Multifaced populism challenges Brussels

Reinforced by Euroscepticism, it is already slowing down EU integration

Photo: EPA Victor Orban (L) and Matteo Salvini, Milan, 28 August

Last month the European Commission made an unprecedented move and rejected Italy's 2019 budget plan. Since it was endowed with this right in 2013, the Commission exercised it for the first time. In terms of economic development, Italy is the Eurozone's third power.

The Commission said the plan, which sees Italy running a deficit of 2.4% of GDP next year to help finance pledges for a basic income, a pension overhaul and a two-tier flat tax, risks leading to a breach of the Stability and Growth Pact.

The decision came after notifications and exchange of sharp remarks between the EU commissioners and the authorities in Rome. The apple of discord was the 2.4% budget deficit proposed by PM Giuseppe Conte for next year, against 1.8% for 2018. The EU rules allow for a deficit of up to 3%, but Italy's €2.3tn public debt, one of the world's largest, should not allow a budget with high public expenses as the one proposed by Rome. Italy's ruling coalition, composed by the far-right League and the anti-establishment 5-Star Movement has garnered support of the voters in the spring namely because of their promises to oppose the thrifty economic policy of Brussels, which the young Italian politicians think is being imposed by Paris and Berlin. In their opinion, these cutbacks have impeded Italy's economic growth. Naturally, Euroscepticism and populism have been somehow complementary and gave a trump card to the leaders of the two parties, Маtteo Salvini and Luigi Di Maio. The inability of the EU to find a rightful solution for the migrant crisis, which should not be a burden for some Member States only, also contributed to their election victory.

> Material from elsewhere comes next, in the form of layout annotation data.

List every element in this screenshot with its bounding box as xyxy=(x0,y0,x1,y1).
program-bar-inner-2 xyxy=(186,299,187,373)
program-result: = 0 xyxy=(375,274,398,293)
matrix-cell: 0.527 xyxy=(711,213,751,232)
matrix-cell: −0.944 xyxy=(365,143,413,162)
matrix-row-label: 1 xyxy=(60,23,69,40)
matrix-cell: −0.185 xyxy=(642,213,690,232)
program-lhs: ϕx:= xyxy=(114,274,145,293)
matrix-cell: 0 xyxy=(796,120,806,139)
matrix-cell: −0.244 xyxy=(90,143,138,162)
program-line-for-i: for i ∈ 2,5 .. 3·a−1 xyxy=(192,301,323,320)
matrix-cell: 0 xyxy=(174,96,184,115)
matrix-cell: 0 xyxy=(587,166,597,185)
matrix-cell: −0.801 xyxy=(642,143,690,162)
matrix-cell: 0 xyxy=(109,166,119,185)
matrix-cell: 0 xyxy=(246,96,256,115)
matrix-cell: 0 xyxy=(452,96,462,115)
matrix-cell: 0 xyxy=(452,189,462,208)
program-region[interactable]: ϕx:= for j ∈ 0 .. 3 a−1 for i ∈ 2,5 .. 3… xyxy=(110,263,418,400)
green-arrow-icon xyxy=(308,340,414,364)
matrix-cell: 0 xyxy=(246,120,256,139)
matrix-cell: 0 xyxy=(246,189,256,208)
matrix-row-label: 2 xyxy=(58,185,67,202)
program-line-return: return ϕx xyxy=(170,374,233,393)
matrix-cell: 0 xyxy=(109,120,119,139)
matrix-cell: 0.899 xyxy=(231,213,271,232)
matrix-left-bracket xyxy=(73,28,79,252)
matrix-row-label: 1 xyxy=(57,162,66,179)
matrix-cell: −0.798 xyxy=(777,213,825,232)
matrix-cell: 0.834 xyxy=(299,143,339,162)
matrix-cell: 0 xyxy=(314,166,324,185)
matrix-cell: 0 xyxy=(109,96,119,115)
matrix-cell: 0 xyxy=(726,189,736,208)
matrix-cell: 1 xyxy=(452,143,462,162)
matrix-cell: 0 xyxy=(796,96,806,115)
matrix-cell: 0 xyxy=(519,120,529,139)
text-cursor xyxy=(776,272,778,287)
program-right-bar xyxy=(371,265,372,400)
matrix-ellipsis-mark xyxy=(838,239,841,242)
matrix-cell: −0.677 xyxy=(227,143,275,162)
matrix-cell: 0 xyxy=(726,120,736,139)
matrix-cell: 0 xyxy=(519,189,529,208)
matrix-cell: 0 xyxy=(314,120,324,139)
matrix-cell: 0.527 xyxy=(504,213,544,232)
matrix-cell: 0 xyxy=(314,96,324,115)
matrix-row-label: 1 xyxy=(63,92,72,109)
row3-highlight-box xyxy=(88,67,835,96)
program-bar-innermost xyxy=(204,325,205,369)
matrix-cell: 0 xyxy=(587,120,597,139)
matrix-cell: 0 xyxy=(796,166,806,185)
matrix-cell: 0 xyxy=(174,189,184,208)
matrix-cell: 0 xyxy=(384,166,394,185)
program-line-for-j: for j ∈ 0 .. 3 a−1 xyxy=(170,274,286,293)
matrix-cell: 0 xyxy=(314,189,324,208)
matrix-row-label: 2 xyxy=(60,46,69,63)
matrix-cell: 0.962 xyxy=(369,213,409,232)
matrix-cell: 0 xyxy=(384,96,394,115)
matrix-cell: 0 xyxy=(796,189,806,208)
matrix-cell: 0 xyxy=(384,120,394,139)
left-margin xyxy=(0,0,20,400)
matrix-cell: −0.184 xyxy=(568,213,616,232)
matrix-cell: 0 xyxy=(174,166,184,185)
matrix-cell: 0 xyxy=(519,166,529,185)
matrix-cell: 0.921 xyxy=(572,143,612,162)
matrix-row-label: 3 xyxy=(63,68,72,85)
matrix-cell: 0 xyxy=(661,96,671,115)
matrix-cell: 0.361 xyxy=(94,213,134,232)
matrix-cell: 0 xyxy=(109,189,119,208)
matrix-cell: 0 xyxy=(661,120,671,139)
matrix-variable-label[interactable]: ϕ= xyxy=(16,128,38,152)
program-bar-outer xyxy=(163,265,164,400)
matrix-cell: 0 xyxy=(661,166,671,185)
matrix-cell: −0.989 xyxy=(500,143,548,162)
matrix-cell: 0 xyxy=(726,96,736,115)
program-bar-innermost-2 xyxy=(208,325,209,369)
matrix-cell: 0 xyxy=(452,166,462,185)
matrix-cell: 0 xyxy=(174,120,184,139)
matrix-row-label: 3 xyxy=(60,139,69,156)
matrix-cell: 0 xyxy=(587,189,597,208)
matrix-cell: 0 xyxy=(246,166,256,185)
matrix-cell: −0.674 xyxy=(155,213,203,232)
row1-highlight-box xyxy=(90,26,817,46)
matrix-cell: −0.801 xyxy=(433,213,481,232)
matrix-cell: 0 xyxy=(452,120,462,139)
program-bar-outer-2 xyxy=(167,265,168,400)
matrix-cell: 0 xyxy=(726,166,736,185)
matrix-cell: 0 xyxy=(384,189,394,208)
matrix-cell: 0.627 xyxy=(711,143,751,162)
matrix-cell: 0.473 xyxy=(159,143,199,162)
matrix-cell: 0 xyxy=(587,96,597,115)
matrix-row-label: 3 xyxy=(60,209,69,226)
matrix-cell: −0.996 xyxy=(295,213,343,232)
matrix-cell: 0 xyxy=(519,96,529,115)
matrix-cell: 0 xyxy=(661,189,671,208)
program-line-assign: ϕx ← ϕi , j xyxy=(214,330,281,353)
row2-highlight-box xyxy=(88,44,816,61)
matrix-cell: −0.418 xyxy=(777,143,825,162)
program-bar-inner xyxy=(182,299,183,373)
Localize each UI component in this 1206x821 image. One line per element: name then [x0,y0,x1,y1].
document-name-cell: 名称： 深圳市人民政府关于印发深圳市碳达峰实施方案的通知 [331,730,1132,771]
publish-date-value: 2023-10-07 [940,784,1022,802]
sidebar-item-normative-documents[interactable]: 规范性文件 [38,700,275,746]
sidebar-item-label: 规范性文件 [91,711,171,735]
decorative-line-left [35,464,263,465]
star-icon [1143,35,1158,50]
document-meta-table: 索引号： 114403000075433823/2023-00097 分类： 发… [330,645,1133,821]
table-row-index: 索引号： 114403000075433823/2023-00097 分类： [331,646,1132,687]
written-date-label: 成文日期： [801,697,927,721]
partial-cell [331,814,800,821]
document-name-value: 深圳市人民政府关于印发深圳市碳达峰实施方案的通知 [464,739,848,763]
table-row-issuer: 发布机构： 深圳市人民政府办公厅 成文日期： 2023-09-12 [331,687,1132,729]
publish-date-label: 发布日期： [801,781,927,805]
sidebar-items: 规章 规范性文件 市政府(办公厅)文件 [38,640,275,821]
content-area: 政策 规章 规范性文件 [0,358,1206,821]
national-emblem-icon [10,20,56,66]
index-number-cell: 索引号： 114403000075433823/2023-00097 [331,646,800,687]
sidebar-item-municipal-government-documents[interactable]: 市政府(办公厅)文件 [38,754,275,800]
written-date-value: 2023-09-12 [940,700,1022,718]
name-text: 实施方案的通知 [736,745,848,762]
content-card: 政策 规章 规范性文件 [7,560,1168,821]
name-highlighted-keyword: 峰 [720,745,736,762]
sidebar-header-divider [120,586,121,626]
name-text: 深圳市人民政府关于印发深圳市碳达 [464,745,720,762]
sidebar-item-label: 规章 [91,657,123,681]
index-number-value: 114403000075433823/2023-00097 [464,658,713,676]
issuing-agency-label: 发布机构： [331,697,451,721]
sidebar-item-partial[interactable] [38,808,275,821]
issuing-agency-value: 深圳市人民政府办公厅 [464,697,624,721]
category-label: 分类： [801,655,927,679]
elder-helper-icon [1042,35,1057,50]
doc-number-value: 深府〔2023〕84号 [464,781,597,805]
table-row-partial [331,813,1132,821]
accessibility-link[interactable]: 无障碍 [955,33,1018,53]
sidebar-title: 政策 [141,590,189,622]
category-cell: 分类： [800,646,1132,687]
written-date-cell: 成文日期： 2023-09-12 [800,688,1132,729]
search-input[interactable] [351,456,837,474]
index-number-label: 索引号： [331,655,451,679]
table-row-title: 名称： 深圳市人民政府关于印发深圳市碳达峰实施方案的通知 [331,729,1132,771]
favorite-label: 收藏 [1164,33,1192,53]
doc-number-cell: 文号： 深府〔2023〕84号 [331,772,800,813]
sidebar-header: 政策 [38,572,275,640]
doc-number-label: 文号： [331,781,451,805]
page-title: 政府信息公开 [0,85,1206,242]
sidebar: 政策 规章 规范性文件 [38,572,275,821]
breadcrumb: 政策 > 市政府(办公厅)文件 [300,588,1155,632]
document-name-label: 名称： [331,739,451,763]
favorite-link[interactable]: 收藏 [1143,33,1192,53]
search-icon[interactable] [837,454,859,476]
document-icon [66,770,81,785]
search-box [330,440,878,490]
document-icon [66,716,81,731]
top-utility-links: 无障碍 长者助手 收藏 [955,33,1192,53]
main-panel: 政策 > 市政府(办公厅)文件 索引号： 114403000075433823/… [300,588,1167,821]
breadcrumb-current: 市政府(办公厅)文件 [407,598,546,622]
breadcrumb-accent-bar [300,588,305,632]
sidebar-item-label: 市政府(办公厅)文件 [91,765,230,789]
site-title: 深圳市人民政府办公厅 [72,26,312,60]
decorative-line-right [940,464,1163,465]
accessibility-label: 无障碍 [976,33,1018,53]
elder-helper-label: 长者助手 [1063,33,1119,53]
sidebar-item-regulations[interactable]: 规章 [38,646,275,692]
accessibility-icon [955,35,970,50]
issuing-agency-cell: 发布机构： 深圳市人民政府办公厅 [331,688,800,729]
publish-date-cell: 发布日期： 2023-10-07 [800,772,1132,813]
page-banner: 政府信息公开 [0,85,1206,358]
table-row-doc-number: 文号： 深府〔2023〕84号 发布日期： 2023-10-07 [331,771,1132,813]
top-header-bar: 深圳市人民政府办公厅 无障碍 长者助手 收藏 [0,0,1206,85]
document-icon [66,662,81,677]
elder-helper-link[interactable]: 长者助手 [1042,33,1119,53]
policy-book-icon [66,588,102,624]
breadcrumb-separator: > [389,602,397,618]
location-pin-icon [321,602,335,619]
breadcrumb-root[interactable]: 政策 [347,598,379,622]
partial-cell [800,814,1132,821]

Was Italy's draft budget for 2019 a populist one, or are the European Commission's attempts to discipline public finances aiming to impede the country's growth, as the Italian authorities claim? According to the Oxford dictionary, populism is a political approach that strives to appeal to ordinary people who feel that their concerns are disregarded by established elite groups. In 2004, Cas Mudde, a political scientist at the University of Georgia, defined populism as a “thin ideology” of a pure people versus a corrupt elite. The failure of Europe's established parties, which could not cope with the economic crisis of 2008 and the following crisis in the Eurozone, have exacerbated the feeling among European voters that they were betrayed by the elite. This generated natural resistance and the old parties of the status quo were punished. Populism has gained momentum in a number of European countries. But at this juncture, the political analysts met with difficulties. It turned out that populism had many faces - right-wing and left-wing populism, populism nourished by social inequality and protection of national identity. What do politicians like Marine Le Pen in France, Viktor Orban in Hungary, Jaroslaw Kaczynski in Poland, Matteo Salvini in Italy, share in common? It is not ideology, because there isn't one. Nevertheless, they seek each other and find common language. In September, Salvini and Orban formed a common front against Brussels. At the heat of the polemics about the budget, Luigi Di Maio said that the 5-Star Movement was working out a programme that would unite similar movements from other European countries with the goal to “give back a heart and humanity to European institutions”.

At this point, though, Brussels has to be worried. And it is not so much about the Italian budget, which can always be corrected. The concern is about the populist parties which can gain so much strength that they will be able to dictate their own rules, different from those commonly accepted in the EU. Few months before the election for the EU parliament, the European institutions issued an ultimatum to Hungary and Poland, and now to Italy, but they face resistance. The convergence of populism and Euroscepticism is dangerous. Populism is not an ideology, it cannot change the essence of the European idea. But it can slow down the processes of European integration. And this gives grounds for concern. Next year's elections will show whether this many-faced populism will gain a dangerously firm foothold on the European political map.